Our results show that by modeling the FTO and LEPR gene constructs together with diet, physical activity and sleep factors, the strength of the association between the FTO and energy imbalance (‘obesity’) constructs was strengthened compared to that association observed in a reduced model with only the FTO and LEPR gene constructs and demographic variables. Furthermore, we observed several significant paths directly from the gene constructs to their more proximal function rather than directly to the comprehensive phenotype of energy imbalance (‘obesity’) including an association between the LEPR gene and physical activity constructs and an association between the FTO gene and ‘bad’ dietary fat intake, which may serve as a surrogate measure for satiety. Thus, we have illustrated that our latent gene construct SEM approach to modeling biological systems such as energy balance enables a better mathematical representation of the relationships between the multiple factors involved in the system(s).

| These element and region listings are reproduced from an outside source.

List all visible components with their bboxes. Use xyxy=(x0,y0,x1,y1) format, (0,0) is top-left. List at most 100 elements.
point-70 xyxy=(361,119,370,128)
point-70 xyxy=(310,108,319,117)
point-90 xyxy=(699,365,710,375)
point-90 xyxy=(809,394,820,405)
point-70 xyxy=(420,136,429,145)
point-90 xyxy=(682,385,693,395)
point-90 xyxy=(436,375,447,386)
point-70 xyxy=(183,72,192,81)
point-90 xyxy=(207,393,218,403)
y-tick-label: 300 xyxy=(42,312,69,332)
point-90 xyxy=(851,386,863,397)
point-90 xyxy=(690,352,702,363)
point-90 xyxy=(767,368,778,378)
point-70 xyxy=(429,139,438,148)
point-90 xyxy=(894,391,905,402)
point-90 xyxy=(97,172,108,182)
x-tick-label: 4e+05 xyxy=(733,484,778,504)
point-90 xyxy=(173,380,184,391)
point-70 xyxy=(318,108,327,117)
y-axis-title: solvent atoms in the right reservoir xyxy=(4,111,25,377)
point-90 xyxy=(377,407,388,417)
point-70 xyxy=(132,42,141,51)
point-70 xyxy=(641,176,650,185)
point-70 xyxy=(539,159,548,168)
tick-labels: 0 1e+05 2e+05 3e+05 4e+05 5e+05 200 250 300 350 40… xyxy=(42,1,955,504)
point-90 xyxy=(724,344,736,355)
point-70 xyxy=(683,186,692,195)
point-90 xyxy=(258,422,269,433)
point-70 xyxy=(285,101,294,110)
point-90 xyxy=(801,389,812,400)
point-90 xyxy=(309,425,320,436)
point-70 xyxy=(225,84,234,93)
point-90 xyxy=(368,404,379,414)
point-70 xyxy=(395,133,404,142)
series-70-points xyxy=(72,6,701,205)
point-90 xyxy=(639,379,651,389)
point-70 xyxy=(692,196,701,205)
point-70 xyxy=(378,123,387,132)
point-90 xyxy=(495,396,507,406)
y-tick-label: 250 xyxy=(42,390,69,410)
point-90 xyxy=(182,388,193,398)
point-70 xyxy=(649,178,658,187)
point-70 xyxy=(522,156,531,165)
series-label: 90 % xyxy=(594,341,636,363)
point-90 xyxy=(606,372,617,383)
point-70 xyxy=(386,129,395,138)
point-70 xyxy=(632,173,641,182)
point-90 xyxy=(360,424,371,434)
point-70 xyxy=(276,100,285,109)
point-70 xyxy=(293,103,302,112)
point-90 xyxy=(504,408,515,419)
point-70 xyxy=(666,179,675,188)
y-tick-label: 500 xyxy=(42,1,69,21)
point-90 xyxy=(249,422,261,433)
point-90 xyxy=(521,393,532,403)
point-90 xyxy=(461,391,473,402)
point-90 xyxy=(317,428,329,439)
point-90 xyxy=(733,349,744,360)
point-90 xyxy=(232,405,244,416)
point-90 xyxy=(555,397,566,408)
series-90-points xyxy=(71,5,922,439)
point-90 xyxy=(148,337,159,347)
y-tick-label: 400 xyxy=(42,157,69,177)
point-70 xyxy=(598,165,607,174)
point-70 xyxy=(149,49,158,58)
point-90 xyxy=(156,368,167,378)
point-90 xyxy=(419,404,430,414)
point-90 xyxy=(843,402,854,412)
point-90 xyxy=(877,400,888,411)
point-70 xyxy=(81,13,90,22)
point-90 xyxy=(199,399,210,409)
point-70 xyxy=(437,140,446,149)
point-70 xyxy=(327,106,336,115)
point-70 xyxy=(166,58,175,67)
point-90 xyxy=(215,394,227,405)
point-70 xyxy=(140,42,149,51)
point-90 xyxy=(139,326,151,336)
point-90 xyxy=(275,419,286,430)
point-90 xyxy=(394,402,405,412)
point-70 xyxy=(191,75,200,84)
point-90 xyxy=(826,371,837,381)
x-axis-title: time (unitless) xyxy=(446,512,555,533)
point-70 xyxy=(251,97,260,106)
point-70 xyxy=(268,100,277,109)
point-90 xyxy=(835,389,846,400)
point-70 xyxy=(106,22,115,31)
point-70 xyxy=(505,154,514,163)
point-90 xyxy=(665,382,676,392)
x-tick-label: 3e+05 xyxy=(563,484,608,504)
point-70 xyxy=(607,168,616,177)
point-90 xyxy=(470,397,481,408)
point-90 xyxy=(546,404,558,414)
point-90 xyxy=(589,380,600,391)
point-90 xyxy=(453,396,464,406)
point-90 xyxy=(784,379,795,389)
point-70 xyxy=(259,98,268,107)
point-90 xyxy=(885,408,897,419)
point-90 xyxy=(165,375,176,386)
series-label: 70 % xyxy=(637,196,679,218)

Upon removing the FTO gene construct from the model, an association was revealed between the LEPR gene and the energy imbalance (‘obesity’) construct, which was not present when modeling the FTO and LEPR constructs together in the same model. Interestingly, statistically significant associations were also observed when examining individual LEPR SNPs on BMI in a generalized linear model adjusted for age, race and gender. Taken together, these results illustrate that our approach provides for improved control of confounding compared to standard regression methods and enables the synthesis of single SNP information to estimate overall gene effects while capitalizing on the substantial level of correlation between SNPs in a gene.